Masalah serupa juga terjadi di Kabupaten Tapin. Bahkan, harapan warga Desa Purut untuk menyedekahkan hasil panen padi kepada jemaah haul Guru Sekumpul diuji oleh serangan tikus. Ketua Posko Singgah Desa Purut, Alamin, menyebut bahwa padi yang ditanam sejak 19 Juli 2025 mulai berbulir.
“Alhamdulillah pertumbuhannya bagus, insya Allah akhir Oktober bisa panen. Tapi kendalanya tikus sangat sporadis. Hampir 300 ekor pernah kami tangkap dalam semalam,” ungkapnya.
Warga tetap intensif menjaga sawah saat malam dan memasang perangkap. Di Desa Harapan Masa, Kecamatan Tapin Selatan, tanaman padi warga sudah memunculkan bulir kuning dan siap panen sekitar 10 hari lagi.
Farida, petani setempat, mengaku ini perdana bagi dirinya mencoba tanam kedua dengan luas lahan 10 borong atau hampir setengah hektare. “Kalau siang diserang burung, malamnya saya dan suami giliran jaga karena banyak tikus. Mudahan panen kedua ini berhasil, seperti pertama,” tuturnya.

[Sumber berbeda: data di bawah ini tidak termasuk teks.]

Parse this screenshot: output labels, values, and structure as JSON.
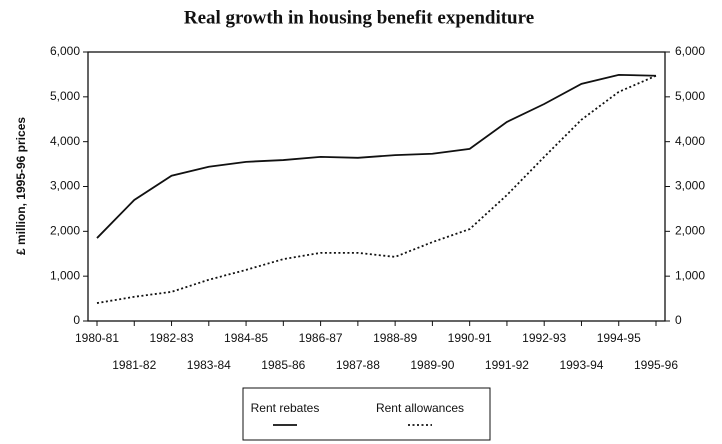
{
  "chart_data": {
    "type": "line",
    "title": "Real growth in housing benefit expenditure",
    "y_label": "£ million, 1995-96 prices",
    "categories": [
      "1980-81",
      "1981-82",
      "1982-83",
      "1983-84",
      "1984-85",
      "1985-86",
      "1986-87",
      "1987-88",
      "1988-89",
      "1989-90",
      "1990-91",
      "1991-92",
      "1992-93",
      "1993-94",
      "1994-95",
      "1995-96"
    ],
    "series": [
      {
        "name": "Rent rebates",
        "color": "#111111",
        "style": "solid",
        "values": [
          1850,
          2700,
          3240,
          3440,
          3550,
          3590,
          3660,
          3640,
          3700,
          3730,
          3840,
          4440,
          4840,
          5290,
          5490,
          5470
        ]
      },
      {
        "name": "Rent allowances",
        "color": "#111111",
        "style": "dotted",
        "values": [
          400,
          540,
          650,
          920,
          1140,
          1380,
          1520,
          1520,
          1430,
          1760,
          2050,
          2810,
          3660,
          4490,
          5110,
          5470
        ]
      }
    ],
    "ylim": [
      0,
      6000
    ],
    "yticks": [
      0,
      {
        "value": 1000,
        "label": "1,000"
      },
      {
        "value": 2000,
        "label": "2,000"
      },
      {
        "value": 3000,
        "label": "3,000"
      },
      {
        "value": 4000,
        "label": "4,000"
      },
      {
        "value": 5000,
        "label": "5,000"
      },
      {
        "value": 6000,
        "label": "6,000"
      }
    ],
    "y2lim": [
      0,
      6000
    ],
    "y2ticks": [
      0,
      {
        "value": 1000,
        "label": "1,000"
      },
      {
        "value": 2000,
        "label": "2,000"
      },
      {
        "value": 3000,
        "label": "3,000"
      },
      {
        "value": 4000,
        "label": "4,000"
      },
      {
        "value": 5000,
        "label": "5,000"
      },
      {
        "value": 6000,
        "label": "6,000"
      }
    ],
    "legend": "bottom"
  }
}
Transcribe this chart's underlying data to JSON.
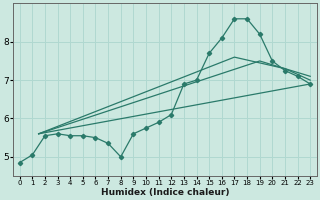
{
  "xlabel": "Humidex (Indice chaleur)",
  "bg_color": "#cce8e0",
  "grid_color": "#b0d8d0",
  "line_color": "#2a7a6a",
  "xlim": [
    -0.5,
    23.5
  ],
  "ylim": [
    4.5,
    9.0
  ],
  "xticks": [
    0,
    1,
    2,
    3,
    4,
    5,
    6,
    7,
    8,
    9,
    10,
    11,
    12,
    13,
    14,
    15,
    16,
    17,
    18,
    19,
    20,
    21,
    22,
    23
  ],
  "yticks": [
    5,
    6,
    7,
    8
  ],
  "series1_x": [
    0,
    1,
    2,
    3,
    4,
    5,
    6,
    7,
    8,
    9,
    10,
    11,
    12,
    13,
    14,
    15,
    16,
    17,
    18,
    19,
    20,
    21,
    22,
    23
  ],
  "series1_y": [
    4.85,
    5.05,
    5.55,
    5.6,
    5.55,
    5.55,
    5.5,
    5.35,
    5.0,
    5.6,
    5.75,
    5.9,
    6.1,
    6.9,
    7.0,
    7.7,
    8.1,
    8.6,
    8.6,
    8.2,
    7.5,
    7.25,
    7.1,
    6.9
  ],
  "series2_x": [
    1.5,
    23
  ],
  "series2_y": [
    5.6,
    6.9
  ],
  "series3_x": [
    1.5,
    19,
    23
  ],
  "series3_y": [
    5.6,
    7.5,
    7.1
  ],
  "series4_x": [
    1.5,
    17,
    21,
    23
  ],
  "series4_y": [
    5.6,
    7.6,
    7.3,
    7.0
  ]
}
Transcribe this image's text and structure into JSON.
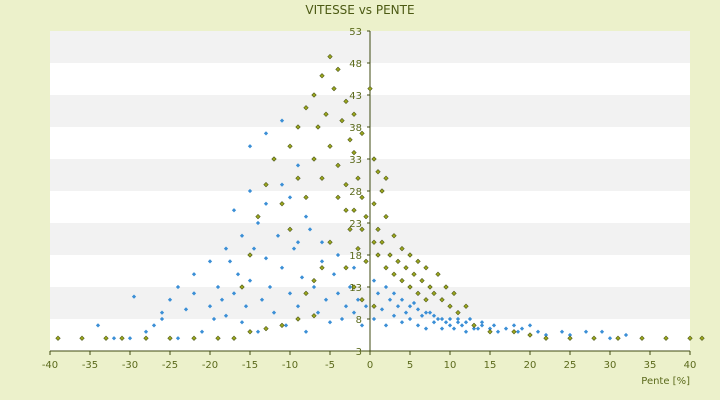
{
  "chart_data": {
    "type": "scatter",
    "title": "VITESSE vs PENTE",
    "xlabel": "Pente [%]",
    "ylabel": "",
    "xlim": [
      -40,
      40
    ],
    "ylim": [
      3,
      53
    ],
    "x_ticks": [
      -40,
      -35,
      -30,
      -25,
      -20,
      -15,
      -10,
      -5,
      0,
      5,
      10,
      15,
      20,
      25,
      30,
      35,
      40
    ],
    "y_ticks_labeled": [
      3,
      8,
      13,
      18,
      23,
      28,
      33,
      38,
      43,
      48,
      53
    ],
    "grid": "horizontal bands",
    "colors": {
      "series_a": "#3b8fd6",
      "series_b": "#9aa51e",
      "background": "#ecf1cb",
      "plot": "#ffffff",
      "band": "#f2f2f2",
      "axis": "#3f4a10"
    },
    "series": [
      {
        "color": "#3b8fd6",
        "points": [
          [
            -34,
            7
          ],
          [
            -32,
            5
          ],
          [
            -30,
            5
          ],
          [
            -29.5,
            11.5
          ],
          [
            -27,
            7
          ],
          [
            -26,
            8
          ],
          [
            -25,
            11
          ],
          [
            -24,
            5
          ],
          [
            -23,
            9.5
          ],
          [
            -22,
            12
          ],
          [
            -21,
            6
          ],
          [
            -20,
            10
          ],
          [
            -19.5,
            8
          ],
          [
            -19,
            13
          ],
          [
            -18.5,
            11
          ],
          [
            -18,
            8.5
          ],
          [
            -17.5,
            17
          ],
          [
            -17,
            12
          ],
          [
            -16.5,
            15
          ],
          [
            -16,
            7.5
          ],
          [
            -15.5,
            10
          ],
          [
            -15,
            14
          ],
          [
            -14.5,
            19
          ],
          [
            -14,
            6
          ],
          [
            -13.5,
            11
          ],
          [
            -13,
            17.5
          ],
          [
            -12.5,
            13
          ],
          [
            -12,
            9
          ],
          [
            -11.5,
            21
          ],
          [
            -11,
            16
          ],
          [
            -10.5,
            7
          ],
          [
            -10,
            12
          ],
          [
            -9.5,
            19
          ],
          [
            -9,
            10
          ],
          [
            -8.5,
            14.5
          ],
          [
            -8,
            6
          ],
          [
            -7.5,
            22
          ],
          [
            -7,
            13
          ],
          [
            -6.5,
            9
          ],
          [
            -6,
            17
          ],
          [
            -5.5,
            11
          ],
          [
            -5,
            7.5
          ],
          [
            -4.5,
            15
          ],
          [
            -4,
            12
          ],
          [
            -3.5,
            8
          ],
          [
            -3,
            10
          ],
          [
            -2.5,
            13
          ],
          [
            -2,
            9
          ],
          [
            -1.5,
            11
          ],
          [
            -1,
            7
          ],
          [
            -0.5,
            10
          ],
          [
            0.5,
            8
          ],
          [
            1,
            12
          ],
          [
            1.5,
            9.5
          ],
          [
            2,
            7
          ],
          [
            2.5,
            11
          ],
          [
            3,
            8.5
          ],
          [
            3.5,
            10
          ],
          [
            4,
            7.5
          ],
          [
            4.5,
            9
          ],
          [
            5,
            8
          ],
          [
            5.5,
            10.5
          ],
          [
            6,
            7
          ],
          [
            6.5,
            8.5
          ],
          [
            7,
            6.5
          ],
          [
            7.5,
            9
          ],
          [
            8,
            7.5
          ],
          [
            8.5,
            8
          ],
          [
            9,
            6.5
          ],
          [
            9.5,
            7.5
          ],
          [
            10,
            8
          ],
          [
            10.5,
            6.5
          ],
          [
            11,
            7.5
          ],
          [
            11.5,
            7
          ],
          [
            12,
            6
          ],
          [
            12.5,
            8
          ],
          [
            13,
            7
          ],
          [
            13.5,
            6.5
          ],
          [
            14,
            7.5
          ],
          [
            15,
            6.5
          ],
          [
            15.5,
            7
          ],
          [
            16,
            6
          ],
          [
            17,
            6.5
          ],
          [
            18,
            7
          ],
          [
            18.5,
            6
          ],
          [
            19,
            6.5
          ],
          [
            20,
            7
          ],
          [
            21,
            6
          ],
          [
            22,
            5.5
          ],
          [
            24,
            6
          ],
          [
            25,
            5.5
          ],
          [
            27,
            6
          ],
          [
            29,
            6
          ],
          [
            30,
            5
          ],
          [
            32,
            5.5
          ],
          [
            -22,
            15
          ],
          [
            -20,
            17
          ],
          [
            -18,
            19
          ],
          [
            -16,
            21
          ],
          [
            -14,
            23
          ],
          [
            -13,
            26
          ],
          [
            -11,
            29
          ],
          [
            -9,
            32
          ],
          [
            -15,
            35
          ],
          [
            -13,
            37
          ],
          [
            -11,
            39
          ],
          [
            -12,
            33
          ],
          [
            -10,
            27
          ],
          [
            -8,
            24
          ],
          [
            -6,
            20
          ],
          [
            -4,
            18
          ],
          [
            -2,
            16
          ],
          [
            0.5,
            14
          ],
          [
            2,
            13
          ],
          [
            3,
            12
          ],
          [
            4,
            11
          ],
          [
            5,
            10
          ],
          [
            6,
            9.5
          ],
          [
            7,
            9
          ],
          [
            8,
            8.5
          ],
          [
            9,
            8
          ],
          [
            10,
            7
          ],
          [
            11,
            8
          ],
          [
            12,
            7.5
          ],
          [
            13,
            6.5
          ],
          [
            14,
            7
          ],
          [
            -24,
            13
          ],
          [
            -26,
            9
          ],
          [
            -28,
            6
          ],
          [
            -17,
            25
          ],
          [
            -15,
            28
          ],
          [
            -9,
            20
          ]
        ]
      },
      {
        "color": "#9aa51e",
        "points": [
          [
            -39,
            5
          ],
          [
            -36,
            5
          ],
          [
            -33,
            5
          ],
          [
            -31,
            5
          ],
          [
            -28,
            5
          ],
          [
            -25,
            5
          ],
          [
            -22,
            5
          ],
          [
            -19,
            5
          ],
          [
            -17,
            5
          ],
          [
            -15,
            6
          ],
          [
            -13,
            6.5
          ],
          [
            -11,
            7
          ],
          [
            -9,
            8
          ],
          [
            -7,
            8.5
          ],
          [
            -16,
            13
          ],
          [
            -15,
            18
          ],
          [
            -14,
            24
          ],
          [
            -13,
            29
          ],
          [
            -12,
            33
          ],
          [
            -11,
            26
          ],
          [
            -10,
            22
          ],
          [
            -10,
            35
          ],
          [
            -9,
            30
          ],
          [
            -9,
            38
          ],
          [
            -8,
            27
          ],
          [
            -8,
            41
          ],
          [
            -7,
            33
          ],
          [
            -7,
            43
          ],
          [
            -6.5,
            38
          ],
          [
            -6,
            46
          ],
          [
            -6,
            30
          ],
          [
            -5.5,
            40
          ],
          [
            -5,
            49
          ],
          [
            -5,
            35
          ],
          [
            -4.5,
            44
          ],
          [
            -4,
            32
          ],
          [
            -4,
            47
          ],
          [
            -3.5,
            39
          ],
          [
            -3,
            42
          ],
          [
            -3,
            29
          ],
          [
            -2.5,
            36
          ],
          [
            -2,
            34
          ],
          [
            -2,
            25
          ],
          [
            -1.5,
            30
          ],
          [
            -1,
            27
          ],
          [
            -1,
            22
          ],
          [
            -0.5,
            24
          ],
          [
            0.5,
            26
          ],
          [
            0.5,
            20
          ],
          [
            1,
            22
          ],
          [
            1,
            18
          ],
          [
            1.5,
            20
          ],
          [
            2,
            16
          ],
          [
            2,
            24
          ],
          [
            2.5,
            18
          ],
          [
            3,
            15
          ],
          [
            3,
            21
          ],
          [
            3.5,
            17
          ],
          [
            4,
            14
          ],
          [
            4,
            19
          ],
          [
            4.5,
            16
          ],
          [
            5,
            13
          ],
          [
            5,
            18
          ],
          [
            5.5,
            15
          ],
          [
            6,
            12
          ],
          [
            6,
            17
          ],
          [
            6.5,
            14
          ],
          [
            7,
            11
          ],
          [
            7,
            16
          ],
          [
            7.5,
            13
          ],
          [
            8,
            12
          ],
          [
            8.5,
            15
          ],
          [
            9,
            11
          ],
          [
            9.5,
            13
          ],
          [
            10,
            10
          ],
          [
            10.5,
            12
          ],
          [
            11,
            9
          ],
          [
            12,
            10
          ],
          [
            -2,
            40
          ],
          [
            -1,
            37
          ],
          [
            0,
            44
          ],
          [
            0.5,
            33
          ],
          [
            1,
            31
          ],
          [
            1.5,
            28
          ],
          [
            2,
            30
          ],
          [
            -5,
            20
          ],
          [
            -6,
            16
          ],
          [
            -7,
            14
          ],
          [
            -8,
            12
          ],
          [
            -3,
            16
          ],
          [
            -2,
            13
          ],
          [
            -1,
            11
          ],
          [
            0.5,
            10
          ],
          [
            -4,
            27
          ],
          [
            -3,
            25
          ],
          [
            -2.5,
            22
          ],
          [
            -1.5,
            19
          ],
          [
            -0.5,
            17
          ],
          [
            13,
            7
          ],
          [
            15,
            6
          ],
          [
            18,
            6
          ],
          [
            20,
            5.5
          ],
          [
            22,
            5
          ],
          [
            25,
            5
          ],
          [
            28,
            5
          ],
          [
            31,
            5
          ],
          [
            34,
            5
          ],
          [
            37,
            5
          ],
          [
            40,
            5
          ],
          [
            41.5,
            5
          ]
        ]
      }
    ]
  }
}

Kepala Dinas Pertanian Tapin, Triasmoro, menyampaikan bahwa pihaknya menyiapkan bantuan obat rodentisida bagi petani yang lahannya terkena serangan tikus. Menurutnya, musim tanam padi di Tapin mulai berjalan.
“Belum serentak karena tergantung kondisi air,” ujarnya.
Puncak masa tanam berlangsung pada Oktober mendatang, seiring mulai turunnya musim hujan. Menanggapi persoalan yang dihadapi petani, Kepala Dinas Pertanian dan Ketahanan Pangan Kalsel Syamsir Rahman mengatakan belum menerima laporan resmi.
“Memang ada laporan mengenai penyakit padi Tungro di sebagian Banjar dan dampak operasi modifikasi cuaca dari BNPB. Namun, data spesifiknya belum kami terima,” ujarnya.
Menurutnya, penanganan awal dapat dilakukan oleh pemerintah kabupaten. Syamsir juga mengungkapkan bahwa hingga Agustus 2025, Kalsel mencatat produksi padi 1,2–1,3 juta ton atau meningkat dibandingkan 2024, yang berjumlah 1 juta ton.